Quantitative gene expression analysis by RNA-Seq provides vital information about gene function in both physiological and pathological conditions. In-depth analysis of DEGs between parental and knockout clones demonstrated reduced cell movement, migration and invasion in both knockout clones compared with control U87-MG cells, which further strengthen our in vitro findings. The role of axonogenesis/neurogenesis in cancer growth is well evident throughout the literature39,40. Single cell analysis of glioma indicates axonogenesis related ligands and receptors are expressed in glioma tumors41. In this sense, our RNA-Seq dataset identified the involvement of axonogenesis pathway in glioma cell movement. Matrix metalloproteinase 9 (MMP9) and chemokine C-C ligand 5 (CCL5) involve in glioma progression through enhancing cell proliferation and migration, respectively42,43. Actin gamma smooth muscle 2 (ACTG2) plays significant role in cancer metastasis and migration44. Our in-depth bioinformatics identified MMP9, ACTG2, and CCL5 as final targets of PIK3CD, works via PAK3 and PLEK2, and their involvement in GBM migration and invasion. These RNAseq data further suggested that PI3K p110δ is important in the regulation of glioma cell movement, migration and invasion through its action on at least two targets, PAK3 and PLEK2.

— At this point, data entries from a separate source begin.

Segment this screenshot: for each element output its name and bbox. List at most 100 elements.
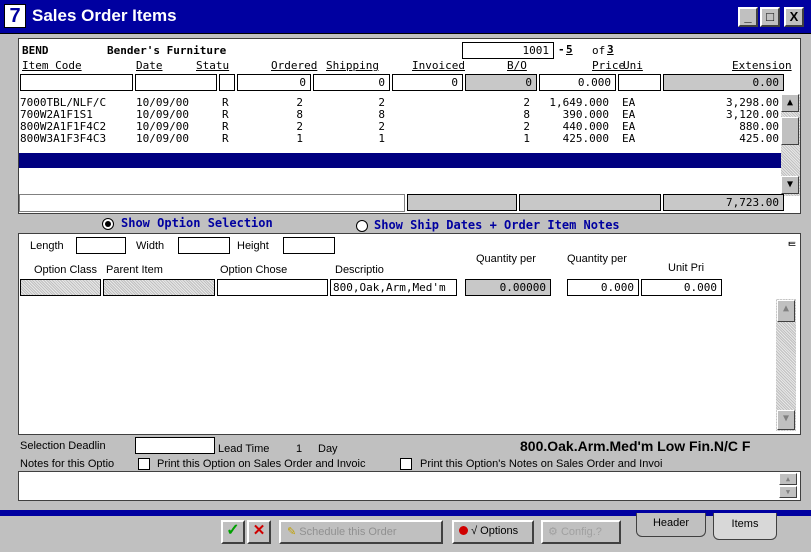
order-number-field[interactable]: 1001 — [462, 42, 554, 59]
pencil-icon: ✎ — [287, 526, 297, 538]
table-row[interactable]: 800W2A1F1F4C2 10/09/00 R 2 2 2 440.000 EA 880.00 — [0, 120, 790, 133]
tab-header[interactable]: Header — [636, 513, 706, 537]
col-price: Price — [592, 59, 626, 72]
option-chose-input[interactable] — [217, 279, 328, 296]
extension-field: 0.00 — [663, 74, 784, 91]
grid-scroll-thumb[interactable] — [781, 117, 799, 145]
length-label: Length — [30, 240, 64, 252]
tab-items[interactable]: Items — [713, 513, 777, 540]
cell-status: R — [222, 132, 229, 145]
schedule-order-button[interactable]: ✎ Schedule this Order — [279, 520, 443, 544]
minimize-button[interactable]: _ — [738, 7, 758, 27]
title-bar[interactable]: 7 Sales Order Items _ □ X — [0, 0, 811, 34]
order-dash: - — [558, 43, 565, 56]
ordered-input[interactable]: 0 — [237, 74, 311, 91]
col-date: Date — [136, 59, 163, 72]
option-chose-header: Option Chose — [220, 264, 288, 276]
close-button[interactable]: X — [784, 7, 804, 27]
parent-item-header: Parent Item — [106, 264, 163, 276]
table-row[interactable]: 7000TBL/NLF/C 10/09/00 R 2 2 2 1,649.000 EA 3,29… — [0, 96, 790, 109]
qty-per-header-2: Quantity per — [567, 253, 627, 265]
radio-ship-dates[interactable] — [356, 220, 368, 232]
selection-deadline-label: Selection Deadlin — [20, 440, 106, 452]
qty-per-input-2[interactable]: 0.000 — [567, 279, 639, 296]
qty-per-field-1: 0.00000 — [465, 279, 551, 296]
grid-scroll-down[interactable]: ▼ — [781, 176, 799, 194]
col-status: Statu — [196, 59, 230, 72]
schedule-order-label: Schedule this Order — [299, 526, 397, 538]
config-label: Config.? — [560, 526, 602, 538]
totals-left — [19, 194, 405, 212]
grid-scroll-up[interactable]: ▲ — [781, 94, 799, 112]
cell-ordered: 1 — [296, 132, 303, 145]
notes-label: Notes for this Optio — [20, 458, 115, 470]
customer-name: Bender's Furniture — [107, 44, 227, 57]
unit-price-input[interactable]: 0.000 — [641, 279, 722, 296]
sales-order-items-window: 7 Sales Order Items _ □ X BEND Bender's … — [0, 0, 811, 552]
option-scroll-down[interactable]: ▼ — [777, 410, 795, 430]
description-header: Descriptio — [335, 264, 384, 276]
cancel-button[interactable]: ✕ — [247, 520, 271, 544]
cell-date: 10/09/00 — [136, 132, 189, 145]
cell-shipping: 1 — [378, 132, 385, 145]
order-of-label: of — [592, 44, 606, 57]
maximize-button[interactable]: □ — [760, 7, 780, 27]
cell-unit: EA — [622, 132, 636, 145]
selection-deadline-input[interactable] — [135, 437, 215, 454]
table-row[interactable]: 700W2A1F1S1 10/09/00 R 8 8 8 390.000 EA 3,120.00 — [0, 108, 790, 121]
option-description-field[interactable]: 800,Oak,Arm,Med'm — [330, 279, 457, 296]
corner-icon: ᄐ — [787, 240, 798, 253]
col-backorder: B/O — [507, 59, 527, 72]
print-option-label: Print this Option on Sales Order and Inv… — [157, 458, 366, 470]
status-input[interactable] — [219, 74, 235, 91]
col-ordered: Ordered — [271, 59, 318, 72]
notes-textarea[interactable] — [18, 471, 801, 501]
table-row[interactable]: 800W3A1F3F4C3 10/09/00 R 1 1 1 425.000 EA 425.00 — [0, 132, 790, 145]
print-notes-label: Print this Option's Notes on Sales Order… — [420, 458, 663, 470]
order-line-number: 5 — [566, 43, 573, 56]
radio-option-selection[interactable] — [102, 218, 114, 230]
item-code-input[interactable] — [20, 74, 133, 91]
gear-icon: ⚙ — [548, 526, 558, 538]
price-input[interactable]: 0.000 — [539, 74, 616, 91]
print-option-checkbox[interactable] — [138, 458, 150, 470]
option-class-header: Option Class — [34, 264, 97, 276]
totals-mid1 — [407, 194, 517, 211]
selected-row-highlight[interactable] — [19, 153, 785, 168]
height-input[interactable] — [283, 237, 335, 254]
cell-bo: 1 — [523, 132, 530, 145]
unit-price-header: Unit Pri — [668, 262, 705, 274]
ship-dates-label: Show Ship Dates + Order Item Notes — [374, 218, 620, 232]
notes-scroll-down[interactable]: ▼ — [779, 486, 797, 498]
window-title: Sales Order Items — [32, 6, 177, 25]
width-label: Width — [136, 240, 165, 252]
length-input[interactable] — [76, 237, 126, 254]
width-input[interactable] — [178, 237, 230, 254]
option-scroll-up[interactable]: ▲ — [777, 300, 795, 322]
order-total-lines: 3 — [607, 43, 614, 56]
col-invoiced: Invoiced — [412, 59, 465, 72]
lead-time-unit: Day — [318, 443, 338, 455]
backorder-field: 0 — [465, 74, 537, 91]
unit-input[interactable] — [618, 74, 661, 91]
notes-scroll-up[interactable]: ▲ — [779, 473, 797, 485]
col-extension: Extension — [732, 59, 792, 72]
options-button[interactable]: √ Options — [452, 520, 534, 544]
parent-item-field — [103, 279, 215, 296]
customer-code: BEND — [22, 44, 49, 57]
invoiced-input[interactable]: 0 — [392, 74, 463, 91]
date-input[interactable] — [135, 74, 217, 91]
cell-price: 425.000 — [562, 132, 609, 145]
shipping-input[interactable]: 0 — [313, 74, 390, 91]
config-button[interactable]: ⚙ Config.? — [541, 520, 621, 544]
cell-ext: 425.00 — [739, 132, 779, 145]
options-label: √ Options — [471, 525, 519, 537]
ok-button[interactable]: ✓ — [221, 520, 245, 544]
totals-mid2 — [519, 194, 661, 211]
app-icon[interactable]: 7 — [4, 4, 26, 28]
option-long-description: 800.Oak.Arm.Med'm Low Fin.N/C F — [520, 438, 751, 454]
cell-item: 800W3A1F3F4C3 — [20, 132, 107, 145]
print-notes-checkbox[interactable] — [400, 458, 412, 470]
red-dot-icon — [459, 526, 468, 535]
option-class-field — [20, 279, 101, 296]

There is a recent report showing that the DNA profile of the current U87-MG cell line obtained from ATCC differs from that of the original cells45. Nevertheless, it is still a bona fide human glioblastoma cell line that is widely used for GBM studies. We have sequenced the U87-MG cell line used in our study and confirmed it is IDH wild-type as is the case for most glioma cell lines. Although more than one GBM cell lines should be used, we have chosen two PIK3CD knockout clones that have different mutations instead to confirm our findings are reproducible.

In conclusion, PI3K p110δ may promote GBM tumorigenesis through axonogenesis/Akt signaling pathway leading to PAK3 and PLEK2 up-regulation. As PIK3CD also influences other signaling pathways in GBM development, thus, simultaneous inhibition of PIK3CD, PAK3, and PLEK2 may be a valid strategy to counteract GBM progression.